From the market sentiment perspective, the influence of supply-side disruptions has weakened noticeably. Mid-week, the DRC announced the cancellation of unused Q2 quotas, which triggered only brief fluctuations that morning before quickly subsiding, indicating that market focus has shifted from the policy front to the pace of own demand and inventory digestion. While the quota cancellation brought some changes to H2 fundamentals, it merely shifted the supply-demand pattern from very loose to relatively loose and did not fundamentally reverse market fundamentals.
On the price front, the trends for cobalt chloride, Co3O4, and LCO were largely consistent, all in a consolidation phase. For cobalt chloride, smelter quotations began to stabilize, with some firms raising slightly to test the market. However, under inventory pressure and the “rush to buy amid continuous price rise and hold back amid price downturn” sentiment, downstream procurement remained cautious, actual transactions were limited, and downside room in the short term was small, keeping prices largely stable. Co3O4 moved sideways following cobalt salt; after the interim reporting window, previous selling pressure was largely released, and quotations tended to stabilize, but downstream cathode plants continued to push for lower prices, and transactions remained scarce. For LCO, in addition to being dragged down by weak upstream Co3O4 prices, lithium carbonate prices recently rose significantly, but downstream enterprises’ inventories buffered the impact of raw material fluctuations on quotations, leaving overall prices relatively stable.

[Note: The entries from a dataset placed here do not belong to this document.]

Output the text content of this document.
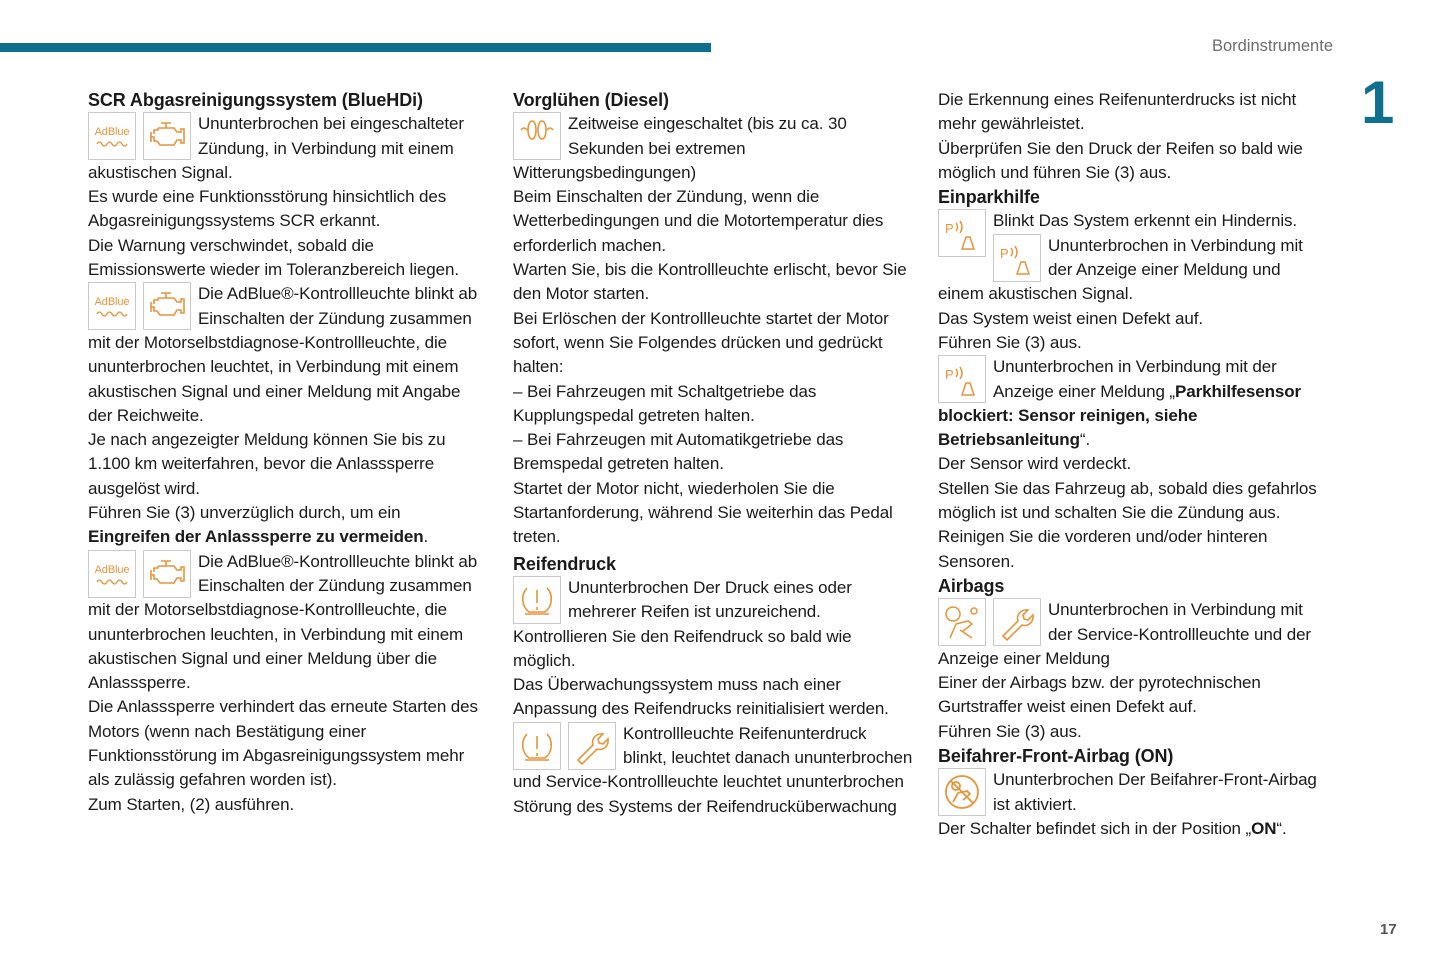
Bordinstrumente
1
SCR Abgasreinigungssystem (BlueHDi)

AdBlue	Ununterbrochen bei eingeschalteter Zündung, in Verbindung mit einem akustischen Signal.

Es wurde eine Funktionsstörung hinsichtlich des Abgasreinigungssystems SCR erkannt.

Die Warnung verschwindet, sobald die Emissionswerte wieder im Toleranzbereich liegen.

AdBlue	Die AdBlue®-Kontrollleuchte blinkt ab Einschalten der Zündung zusammen mit der Motorselbstdiagnose-Kontrollleuchte, die ununterbrochen leuchtet, in Verbindung mit einem akustischen Signal und einer Meldung mit Angabe der Reichweite.

Je nach angezeigter Meldung können Sie bis zu 1.100 km weiterfahren, bevor die Anlasssperre ausgelöst wird.

Führen Sie (3) unverzüglich durch, um ein Eingreifen der Anlasssperre zu vermeiden.

AdBlue	Die AdBlue®-Kontrollleuchte blinkt ab Einschalten der Zündung zusammen mit der Motorselbstdiagnose-Kontrollleuchte, die ununterbrochen leuchten, in Verbindung mit einem akustischen Signal und einer Meldung über die Anlasssperre.

Die Anlasssperre verhindert das erneute Starten des Motors (wenn nach Bestätigung einer Funktionsstörung im Abgasreinigungssystem mehr als zulässig gefahren worden ist).

Zum Starten, (2) ausführen.

Vorglühen (Diesel)

Zeitweise eingeschaltet (bis zu ca. 30 Sekunden bei extremen Witterungsbedingungen)

Beim Einschalten der Zündung, wenn die Wetterbedingungen und die Motortemperatur dies erforderlich machen.

Warten Sie, bis die Kontrollleuchte erlischt, bevor Sie den Motor starten.

Bei Erlöschen der Kontrollleuchte startet der Motor sofort, wenn Sie Folgendes drücken und gedrückt halten:

– Bei Fahrzeugen mit Schaltgetriebe das Kupplungspedal getreten halten.

– Bei Fahrzeugen mit Automatikgetriebe das Bremspedal getreten halten.

Startet der Motor nicht, wiederholen Sie die Startanforderung, während Sie weiterhin das Pedal treten.

Reifendruck

Ununterbrochen Der Druck eines oder mehrerer Reifen ist unzureichend.

Kontrollieren Sie den Reifendruck so bald wie möglich.

Das Überwachungssystem muss nach einer Anpassung des Reifendrucks reinitialisiert werden.

Kontrollleuchte Reifenunterdruck blinkt, leuchtet danach ununterbrochen und Service-Kontrollleuchte leuchtet ununterbrochen

Störung des Systems der Reifendrucküberwachung

Die Erkennung eines Reifenunterdrucks ist nicht mehr gewährleistet.

Überprüfen Sie den Druck der Reifen so bald wie möglich und führen Sie (3) aus.

Einparkhilfe

P Blinkt Das System erkennt ein Hindernis.

P Ununterbrochen in Verbindung mit der Anzeige einer Meldung und einem akustischen Signal.

Das System weist einen Defekt auf.

Führen Sie (3) aus.

P Ununterbrochen in Verbindung mit der Anzeige einer Meldung „Parkhilfesensor blockiert: Sensor reinigen, siehe Betriebsanleitung“.

Der Sensor wird verdeckt.

Stellen Sie das Fahrzeug ab, sobald dies gefahrlos möglich ist und schalten Sie die Zündung aus.

Reinigen Sie die vorderen und/oder hinteren Sensoren.

Airbags

Ununterbrochen in Verbindung mit der Service-Kontrollleuchte und der Anzeige einer Meldung

Einer der Airbags bzw. der pyrotechnischen Gurtstraffer weist einen Defekt auf.

Führen Sie (3) aus.

Beifahrer-Front-Airbag (ON)

Ununterbrochen Der Beifahrer-Front-Airbag ist aktiviert.

Der Schalter befindet sich in der Position „ON“.

17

Overall, the core issue facing the industry chain currently is that previously accumulated inventories have not yet been fully digested. Even though end-user battery cell demand has improved marginally, it will still take time for this to transmit upstream. In the short term, price rebound will be under considerable pressure, fundamentally because market inventories are excessively high, severely suppressing procurement demand for upstream products.